Meslek hastalıklarının önemsenmediği gibi işe bağlı hastalıklar ve bulaşıcı hastalıklar da önemsenmemektedir. Son günlerde büyük bir inşaat şantiyesinden Menenjit hastalığından ölüm haberleri gelmektedir. Koğuşlarda birlikte kalmanın etkisi ile bu şantiyede menenjitin yaygınlaşması olasılığı vardır.

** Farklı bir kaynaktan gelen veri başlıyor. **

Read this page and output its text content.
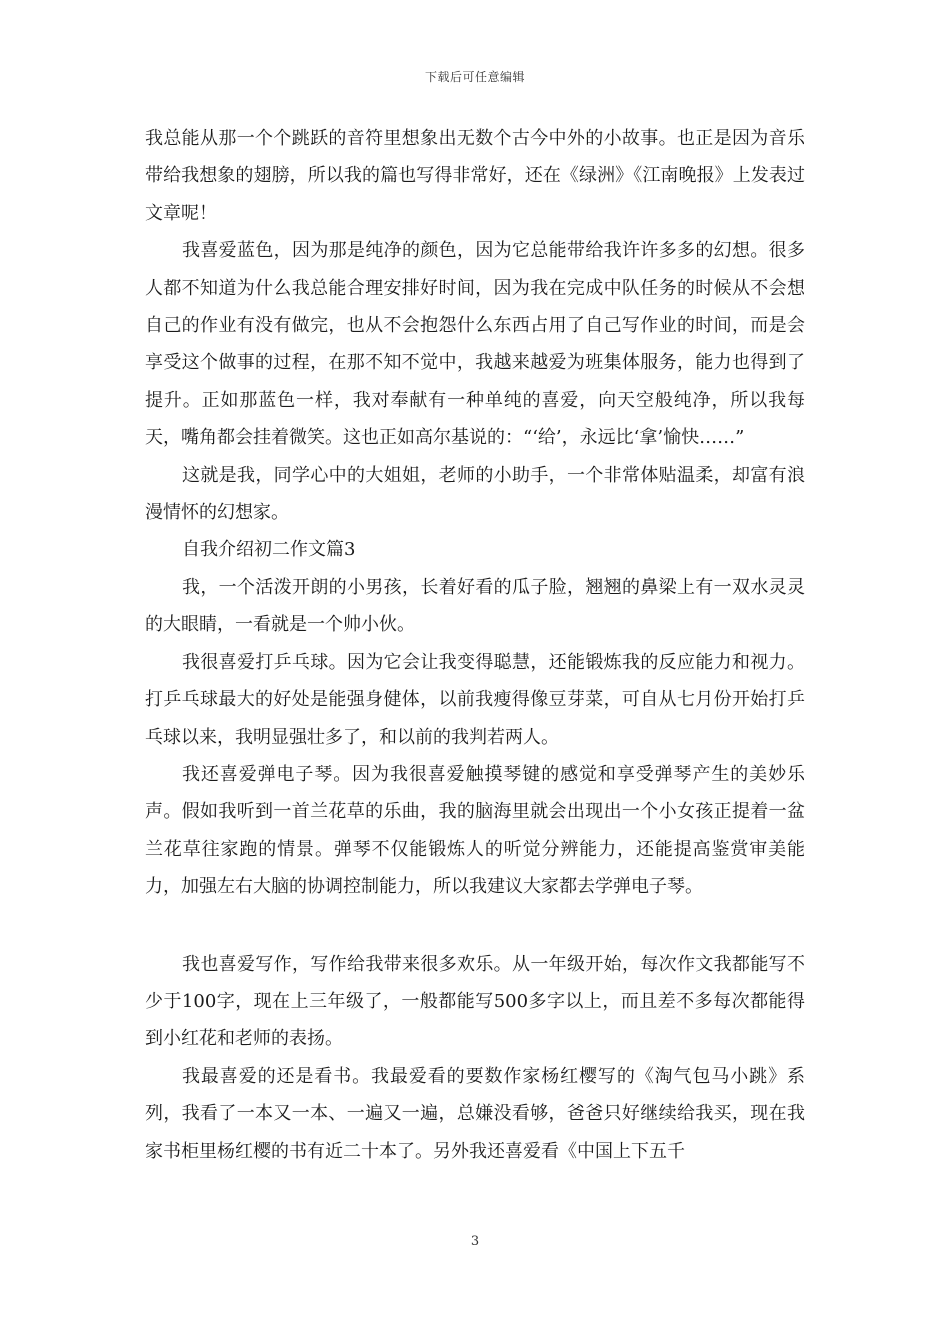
下载后可任意编辑

我总能从那一个个跳跃的音符里想象出无数个古今中外的小故事。也正是因为音乐带给我想象的翅膀，所以我的篇也写得非常好，还在《绿洲》《江南晚报》上发表过文章呢！

我喜爱蓝色，因为那是纯净的颜色，因为它总能带给我许许多多的幻想。很多人都不知道为什么我总能合理安排好时间，因为我在完成中队任务的时候从不会想自己的作业有没有做完，也从不会抱怨什么东西占用了自己写作业的时间，而是会享受这个做事的过程，在那不知不觉中，我越来越爱为班集体服务，能力也得到了提升。正如那蓝色一样，我对奉献有一种单纯的喜爱，向天空般纯净，所以我每天，嘴角都会挂着微笑。这也正如高尔基说的：“‘给’，永远比‘拿’愉快……”

这就是我，同学心中的大姐姐，老师的小助手，一个非常体贴温柔，却富有浪漫情怀的幻想家。

自我介绍初二作文篇3

我，一个活泼开朗的小男孩，长着好看的瓜子脸，翘翘的鼻梁上有一双水灵灵的大眼睛，一看就是一个帅小伙。

我很喜爱打乒乓球。因为它会让我变得聪慧，还能锻炼我的反应能力和视力。打乒乓球最大的好处是能强身健体，以前我瘦得像豆芽菜，可自从七月份开始打乒乓球以来，我明显强壮多了，和以前的我判若两人。

我还喜爱弹电子琴。因为我很喜爱触摸琴键的感觉和享受弹琴产生的美妙乐声。假如我听到一首兰花草的乐曲，我的脑海里就会出现出一个小女孩正提着一盆兰花草往家跑的情景。弹琴不仅能锻炼人的听觉分辨能力，还能提高鉴赏审美能力，加强左右大脑的协调控制能力，所以我建议大家都去学弹电子琴。

我也喜爱写作，写作给我带来很多欢乐。从一年级开始，每次作文我都能写不少于100字，现在上三年级了，一般都能写500多字以上，而且差不多每次都能得到小红花和老师的表扬。

我最喜爱的还是看书。我最爱看的要数作家杨红樱写的《淘气包马小跳》系列，我看了一本又一本、一遍又一遍，总嫌没看够，爸爸只好继续给我买，现在我家书柜里杨红樱的书有近二十本了。另外我还喜爱看《中国上下五千

3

Sağlık Bakanlığınca ücretsiz olarak yapılmayan bu aşının işveren tarafından riskli gruplara uygulanması gerekir.
YEREL YÖNETİMLER VE İŞÇİ SAĞLIĞI İŞ GÜVENLİĞİ
75 gün sonra ülkemizde yerel seçimler yapılacak, önceleri en azından ruhsat aşamasında işçi sağlığı ve güvenliği açısından sürece dahil olan yerel yönetimler devreden çıkarıldı. Son zamanlarda İstanbul Büyükşehir Belediyesi İş Sağlığı ve İş Güvenliği Müdürlüğü’nün sadece İBB personeline değil, sanayi bölgelerindeki işçilere yönelik işçi sağlığı güvenliği hizmeti vermeye yönelik çabalarının olduğunu görüyoruz, bu hizmet tüm yerellere yaygınlaştırılmalı, bence siyasi partilerin ve adayların çalışma programlarında yer almalıdır.
SENDİKALAR, İŞÇİ SAĞLIĞI VE İŞ GÜVENLİĞİ
İşçi sağlığı iş güvenliği politik bir sorundur. Ölümlerin asıl nedeni teknik aksaklıklar değil insan canına emekçiye değer verilmemesidir.

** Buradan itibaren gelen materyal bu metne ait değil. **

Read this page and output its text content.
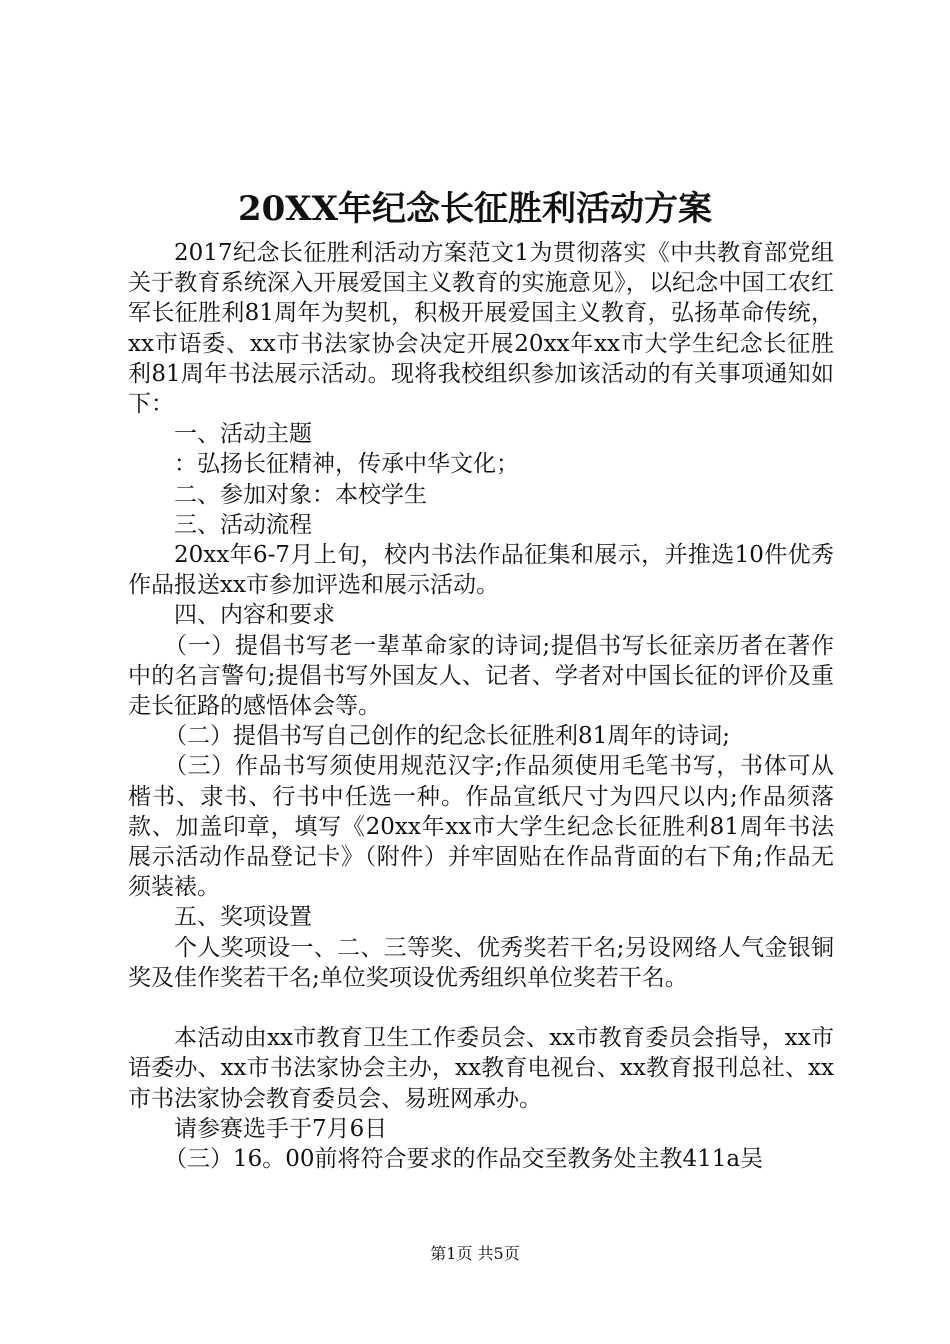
20XX年纪念长征胜利活动方案

2017纪念长征胜利活动方案范文1为贯彻落实《中共教育部党组关于教育系统深入开展爱国主义教育的实施意见》，以纪念中国工农红军长征胜利81周年为契机，积极开展爱国主义教育，弘扬革命传统，xx市语委、xx市书法家协会决定开展20xx年xx市大学生纪念长征胜利81周年书法展示活动。现将我校组织参加该活动的有关事项通知如下：

一、活动主题

：弘扬长征精神，传承中华文化；

二、参加对象：本校学生

三、活动流程

20xx年6-7月上旬，校内书法作品征集和展示，并推选10件优秀作品报送xx市参加评选和展示活动。

四、内容和要求

（一）提倡书写老一辈革命家的诗词;提倡书写长征亲历者在著作中的名言警句;提倡书写外国友人、记者、学者对中国长征的评价及重走长征路的感悟体会等。

（二）提倡书写自己创作的纪念长征胜利81周年的诗词;

（三）作品书写须使用规范汉字;作品须使用毛笔书写，书体可从楷书、隶书、行书中任选一种。作品宣纸尺寸为四尺以内;作品须落款、加盖印章，填写《20xx年xx市大学生纪念长征胜利81周年书法展示活动作品登记卡》（附件）并牢固贴在作品背面的右下角;作品无须装裱。

五、奖项设置

个人奖项设一、二、三等奖、优秀奖若干名;另设网络人气金银铜奖及佳作奖若干名;单位奖项设优秀组织单位奖若干名。

本活动由xx市教育卫生工作委员会、xx市教育委员会指导，xx市语委办、xx市书法家协会主办，xx教育电视台、xx教育报刊总社、xx市书法家协会教育委员会、易班网承办。

请参赛选手于7月6日

（三）16。00前将符合要求的作品交至教务处主教411a吴

第1页 共5页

Avrupa’da ve Dünya ‘da iş kazaları/iş cinayetleri sonucu ölümde ilk sıralarda yer alınmasına rağmen, ölümler konusunda sendikaların sessizliğini anlamak mümkün değil, sendikalaşmanın, sendikal mücadelenin zorluğunu çıkarılan engelleri en son ÖZAK direnişi gözlerimizin önüne bir kez daha gösterdi. Düşük sendikalaşma oranına rağmen, mevcut sendikaların işyerlerinin işçi sağlığı iş güvenliği açısından sendika denetimlerini esas alan bir tavır almaları, TİS talepleri arasında işçi sağlığı güvenliğine ilişkin taleplerin de yer alması ve uygulanması bir nebzede olsa ölümleri azaltacaktır.
SON SÖZLERİM METEHAN AKBULUT ÜZERİNE
16 Ocak 2024 Salı günü, bir dostumu, bir arkadaşımı, Doktor Metehan AKBULUT’u kaybettik. O, Antalya Tabip Odası Yönetim Kurulu üyesi idi, Türk Tabipler Birliği İşçi Sağlığı ve İş Güvenliği Çalışma Kolu başkanı idi. TÜM SAĞLIK SEN‘de çeşitli görevlerde bulunmuştu. Bir hekim olarak işçilerin sağlıklı koşullarda çalışması için çok çaba gösterdi, çok emek verdi. Ürettikleri, işçi sağlığı iş güvenliğinin sağlanması konusunda yol gösterecek. Yıldızlar yoldaşı olsun.